From a technology perspective, hard drive capacity continues to increase, albeit at a slower pace than over the previous decade.  At the top end, vendors have introduced 18TB and 20TB models, with some using new techniques like SMRDual actuator drives may provide some performance relief with large capacity HDDs, but the promise of 30TB+ drives could be a few years away.

In the flash market, vendors appear to have stalled around the 30TB mark, with only IBM and Pure Storage offering drives with capacities exceeding 40TB (there is the Nimbus Data outlier at 100TB, but this is a SATA/SAS device in a world rapidly standardising on NVMe).  The reason for this artificial capacity threshold is probably one of price, with a single drive retailing at thousands of dollars.  This represents a costly failure domain as well as an expensive seeding process when many drives are needed to build a redundant solution.

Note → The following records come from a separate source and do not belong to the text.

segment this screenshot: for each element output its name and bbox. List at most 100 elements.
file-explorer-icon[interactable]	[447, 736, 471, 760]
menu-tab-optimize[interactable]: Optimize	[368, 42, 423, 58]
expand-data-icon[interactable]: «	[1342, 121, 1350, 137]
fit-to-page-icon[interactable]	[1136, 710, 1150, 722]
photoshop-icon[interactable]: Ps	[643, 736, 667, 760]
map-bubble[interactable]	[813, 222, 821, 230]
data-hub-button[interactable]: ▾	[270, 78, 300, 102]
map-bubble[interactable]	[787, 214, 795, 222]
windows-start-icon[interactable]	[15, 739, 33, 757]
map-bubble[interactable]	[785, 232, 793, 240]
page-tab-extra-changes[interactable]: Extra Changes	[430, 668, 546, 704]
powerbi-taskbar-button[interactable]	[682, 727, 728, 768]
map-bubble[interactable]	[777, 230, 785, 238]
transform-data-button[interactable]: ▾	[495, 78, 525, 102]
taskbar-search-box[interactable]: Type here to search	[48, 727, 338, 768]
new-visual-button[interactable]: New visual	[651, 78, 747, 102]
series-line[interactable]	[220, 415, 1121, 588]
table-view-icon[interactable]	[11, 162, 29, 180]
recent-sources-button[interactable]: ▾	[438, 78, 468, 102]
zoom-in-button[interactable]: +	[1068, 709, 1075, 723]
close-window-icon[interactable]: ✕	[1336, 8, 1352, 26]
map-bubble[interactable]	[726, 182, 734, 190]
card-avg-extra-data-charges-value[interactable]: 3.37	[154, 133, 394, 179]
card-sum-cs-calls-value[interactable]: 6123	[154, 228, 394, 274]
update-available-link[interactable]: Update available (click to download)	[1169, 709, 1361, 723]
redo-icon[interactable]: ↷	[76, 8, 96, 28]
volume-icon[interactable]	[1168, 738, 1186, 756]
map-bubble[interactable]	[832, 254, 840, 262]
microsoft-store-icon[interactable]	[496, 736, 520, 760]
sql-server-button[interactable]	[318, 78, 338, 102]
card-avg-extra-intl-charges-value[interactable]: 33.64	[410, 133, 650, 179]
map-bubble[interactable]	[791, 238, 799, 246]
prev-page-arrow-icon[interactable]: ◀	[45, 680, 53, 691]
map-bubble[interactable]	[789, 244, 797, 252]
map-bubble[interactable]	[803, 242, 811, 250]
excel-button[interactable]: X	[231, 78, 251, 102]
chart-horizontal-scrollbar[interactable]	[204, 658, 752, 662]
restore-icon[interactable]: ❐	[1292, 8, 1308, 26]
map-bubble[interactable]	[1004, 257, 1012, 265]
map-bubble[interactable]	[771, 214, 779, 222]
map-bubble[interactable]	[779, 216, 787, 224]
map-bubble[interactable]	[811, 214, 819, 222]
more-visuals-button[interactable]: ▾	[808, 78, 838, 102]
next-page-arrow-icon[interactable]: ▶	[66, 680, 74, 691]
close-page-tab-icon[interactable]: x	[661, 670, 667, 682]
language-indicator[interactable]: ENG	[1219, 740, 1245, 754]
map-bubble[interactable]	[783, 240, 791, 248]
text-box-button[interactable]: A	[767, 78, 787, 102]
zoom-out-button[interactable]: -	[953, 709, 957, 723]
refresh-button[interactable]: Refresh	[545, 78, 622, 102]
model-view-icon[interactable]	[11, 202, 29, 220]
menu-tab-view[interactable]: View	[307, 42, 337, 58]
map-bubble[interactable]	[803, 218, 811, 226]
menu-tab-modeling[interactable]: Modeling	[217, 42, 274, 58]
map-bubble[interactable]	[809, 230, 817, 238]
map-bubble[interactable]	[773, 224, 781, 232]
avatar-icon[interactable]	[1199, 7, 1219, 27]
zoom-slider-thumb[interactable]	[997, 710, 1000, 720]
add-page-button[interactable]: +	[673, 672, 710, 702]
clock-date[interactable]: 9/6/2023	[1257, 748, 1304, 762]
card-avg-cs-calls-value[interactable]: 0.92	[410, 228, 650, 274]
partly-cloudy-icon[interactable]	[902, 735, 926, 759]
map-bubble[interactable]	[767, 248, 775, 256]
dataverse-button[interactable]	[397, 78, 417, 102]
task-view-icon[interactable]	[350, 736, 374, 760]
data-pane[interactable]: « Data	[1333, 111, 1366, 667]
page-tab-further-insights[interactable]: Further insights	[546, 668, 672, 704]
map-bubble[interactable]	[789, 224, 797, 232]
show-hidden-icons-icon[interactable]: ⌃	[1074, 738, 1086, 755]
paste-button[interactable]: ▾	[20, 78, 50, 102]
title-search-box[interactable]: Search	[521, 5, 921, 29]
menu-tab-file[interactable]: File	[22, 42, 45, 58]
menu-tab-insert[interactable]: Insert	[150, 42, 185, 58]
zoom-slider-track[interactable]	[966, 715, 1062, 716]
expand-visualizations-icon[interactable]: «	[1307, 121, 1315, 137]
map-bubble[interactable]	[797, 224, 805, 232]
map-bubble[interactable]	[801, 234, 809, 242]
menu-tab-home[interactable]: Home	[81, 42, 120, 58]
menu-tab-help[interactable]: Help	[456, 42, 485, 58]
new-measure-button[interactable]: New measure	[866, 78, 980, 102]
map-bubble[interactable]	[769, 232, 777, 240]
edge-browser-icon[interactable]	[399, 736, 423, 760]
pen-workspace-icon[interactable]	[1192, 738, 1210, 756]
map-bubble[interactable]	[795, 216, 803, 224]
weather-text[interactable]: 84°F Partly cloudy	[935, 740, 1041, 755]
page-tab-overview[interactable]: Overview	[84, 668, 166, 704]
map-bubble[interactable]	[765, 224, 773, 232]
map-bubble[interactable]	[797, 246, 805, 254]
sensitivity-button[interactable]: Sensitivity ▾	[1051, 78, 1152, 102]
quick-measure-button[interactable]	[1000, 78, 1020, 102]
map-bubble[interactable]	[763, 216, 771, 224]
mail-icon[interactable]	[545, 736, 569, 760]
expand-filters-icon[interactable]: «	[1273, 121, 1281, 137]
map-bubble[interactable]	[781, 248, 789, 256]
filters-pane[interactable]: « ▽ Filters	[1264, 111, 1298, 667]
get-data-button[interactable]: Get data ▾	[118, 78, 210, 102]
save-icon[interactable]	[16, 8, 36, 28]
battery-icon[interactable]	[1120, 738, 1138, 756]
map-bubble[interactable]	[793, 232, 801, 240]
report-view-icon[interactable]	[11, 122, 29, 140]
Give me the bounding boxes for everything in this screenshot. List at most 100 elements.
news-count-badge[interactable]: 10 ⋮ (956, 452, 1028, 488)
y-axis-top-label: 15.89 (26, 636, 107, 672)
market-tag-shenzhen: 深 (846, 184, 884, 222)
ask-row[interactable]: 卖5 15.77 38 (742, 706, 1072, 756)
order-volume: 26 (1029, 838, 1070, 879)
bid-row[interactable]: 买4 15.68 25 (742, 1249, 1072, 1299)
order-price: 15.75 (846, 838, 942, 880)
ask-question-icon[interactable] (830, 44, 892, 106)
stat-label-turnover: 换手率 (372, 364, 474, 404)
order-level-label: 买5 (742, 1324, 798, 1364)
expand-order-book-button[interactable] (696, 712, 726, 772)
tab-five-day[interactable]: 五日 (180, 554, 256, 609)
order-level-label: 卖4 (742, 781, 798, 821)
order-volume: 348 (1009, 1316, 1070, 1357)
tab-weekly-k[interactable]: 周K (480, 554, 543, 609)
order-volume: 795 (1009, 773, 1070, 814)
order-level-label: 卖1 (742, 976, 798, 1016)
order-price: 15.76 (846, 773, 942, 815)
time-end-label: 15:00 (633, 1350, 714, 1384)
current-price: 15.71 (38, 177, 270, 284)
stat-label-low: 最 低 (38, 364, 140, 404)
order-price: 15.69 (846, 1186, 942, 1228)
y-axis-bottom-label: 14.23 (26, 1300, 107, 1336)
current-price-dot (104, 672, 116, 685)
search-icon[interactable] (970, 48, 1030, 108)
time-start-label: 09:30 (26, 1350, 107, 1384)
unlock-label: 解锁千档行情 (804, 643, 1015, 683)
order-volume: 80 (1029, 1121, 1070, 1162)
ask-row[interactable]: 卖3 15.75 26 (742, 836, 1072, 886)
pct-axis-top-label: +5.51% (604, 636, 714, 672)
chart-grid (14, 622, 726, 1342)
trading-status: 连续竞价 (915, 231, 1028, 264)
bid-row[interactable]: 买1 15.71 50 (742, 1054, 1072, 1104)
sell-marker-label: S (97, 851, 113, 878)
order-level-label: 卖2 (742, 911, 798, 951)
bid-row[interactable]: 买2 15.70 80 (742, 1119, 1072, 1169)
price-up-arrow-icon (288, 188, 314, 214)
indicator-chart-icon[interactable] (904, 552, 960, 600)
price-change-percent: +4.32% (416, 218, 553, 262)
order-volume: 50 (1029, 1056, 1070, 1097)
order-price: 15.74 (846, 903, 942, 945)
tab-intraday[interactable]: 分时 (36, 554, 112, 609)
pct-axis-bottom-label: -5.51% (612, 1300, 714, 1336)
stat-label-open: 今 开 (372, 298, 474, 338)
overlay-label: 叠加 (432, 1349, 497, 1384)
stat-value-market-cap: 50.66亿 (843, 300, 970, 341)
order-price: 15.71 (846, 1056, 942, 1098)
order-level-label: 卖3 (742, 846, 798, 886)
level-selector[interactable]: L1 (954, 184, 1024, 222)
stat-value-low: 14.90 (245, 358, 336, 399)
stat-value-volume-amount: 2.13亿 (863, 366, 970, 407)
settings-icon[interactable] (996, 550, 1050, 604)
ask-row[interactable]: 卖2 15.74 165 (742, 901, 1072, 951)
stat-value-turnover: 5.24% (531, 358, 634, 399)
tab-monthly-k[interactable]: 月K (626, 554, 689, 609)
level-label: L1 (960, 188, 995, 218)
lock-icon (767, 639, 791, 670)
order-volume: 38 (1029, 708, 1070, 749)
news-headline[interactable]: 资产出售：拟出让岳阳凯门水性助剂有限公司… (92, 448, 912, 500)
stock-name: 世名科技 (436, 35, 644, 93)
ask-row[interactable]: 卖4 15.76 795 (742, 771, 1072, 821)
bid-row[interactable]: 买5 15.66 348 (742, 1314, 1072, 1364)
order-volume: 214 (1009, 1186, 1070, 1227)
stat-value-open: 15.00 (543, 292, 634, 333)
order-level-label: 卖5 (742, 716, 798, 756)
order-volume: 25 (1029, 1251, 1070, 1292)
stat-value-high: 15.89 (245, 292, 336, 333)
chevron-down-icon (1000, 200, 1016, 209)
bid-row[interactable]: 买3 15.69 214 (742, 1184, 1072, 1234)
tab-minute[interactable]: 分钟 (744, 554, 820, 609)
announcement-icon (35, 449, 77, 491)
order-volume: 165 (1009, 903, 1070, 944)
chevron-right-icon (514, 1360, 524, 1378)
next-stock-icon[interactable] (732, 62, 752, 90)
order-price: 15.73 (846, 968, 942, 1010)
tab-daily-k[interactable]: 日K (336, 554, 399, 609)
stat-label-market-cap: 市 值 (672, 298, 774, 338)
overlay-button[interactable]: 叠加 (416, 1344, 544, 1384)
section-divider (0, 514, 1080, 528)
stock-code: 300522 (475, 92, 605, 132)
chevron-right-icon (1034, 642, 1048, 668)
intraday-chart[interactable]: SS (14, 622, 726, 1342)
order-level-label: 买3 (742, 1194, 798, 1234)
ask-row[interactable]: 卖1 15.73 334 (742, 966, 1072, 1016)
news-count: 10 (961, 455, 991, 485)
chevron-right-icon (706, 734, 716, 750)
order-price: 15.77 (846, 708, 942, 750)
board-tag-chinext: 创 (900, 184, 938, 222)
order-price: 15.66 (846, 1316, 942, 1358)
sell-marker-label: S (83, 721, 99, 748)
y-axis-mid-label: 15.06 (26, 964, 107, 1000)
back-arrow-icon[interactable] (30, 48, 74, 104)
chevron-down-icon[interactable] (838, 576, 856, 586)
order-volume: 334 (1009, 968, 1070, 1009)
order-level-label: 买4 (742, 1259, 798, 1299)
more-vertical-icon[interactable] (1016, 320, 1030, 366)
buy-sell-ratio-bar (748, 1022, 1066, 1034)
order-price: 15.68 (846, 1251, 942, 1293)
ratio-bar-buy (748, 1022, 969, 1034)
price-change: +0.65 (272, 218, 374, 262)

In either case, Infinidat is well placed to use any future new media.  We asked the company about the challenges arising from large-capacity drives.  The answer is clear, nothing in the InfiniBox architecture precludes the use of any media type.  As the SSA demonstrates, future designs could be based on QLC or even PLC technology.

Features/Functionality

The evolution of InfiniBox and InfiniGuard treads a well-worn path of competition in the traditional enterprise market.  We believe enterprise sales (in dollars) has been relatively stagnant for many years, with companies like Infinidat and Pure Storage gaining market share from their laggard competitors.  Infinidat continues to build out features and add functionality that addresses the on-premises enterprise market.  This strategy has fuelled growth at the expense of others in the market.  The big question to ask is where this direction heads next.

The Architect’s View™

With masses of data headed to the public cloud, all vendors (Infinidat included) need to find ways to remain relevant.  In markets where margins are thin, businesses typically survive by resorting to scaling and price reductions.  This direction also requires operational efficiency in solutions operations and the supply chain.  

As a consolidation play, Infinidat’s solutions offer large enterprises a route to shrink footprint, reduce costs and save on data centre power and cooling.  The ability to deploy fully populated systems has a significant business advantage and makes capacity upgrades friction-free (from a data centre deployment perspective). 

As an initial strategy, new CEO Phil Bullinger will be focusing on broader worldwide expansion and developing the “as-a-service” offerings, which are biased favourably towards vendors with the ability to seed systems with capacity ahead of time. 

In the short term, we see Infinidat doing well in increasing market share across traditional markets.  The longer-term strategy is more difficult to predict, as the rise of the public cloud and the future makeup of the split between cloud and on-premises is unclear.  Of course, by the time growth becomes an issue for Infinidat, Moshe Yanai may well have developed the next generation of systems to supersede what we have today.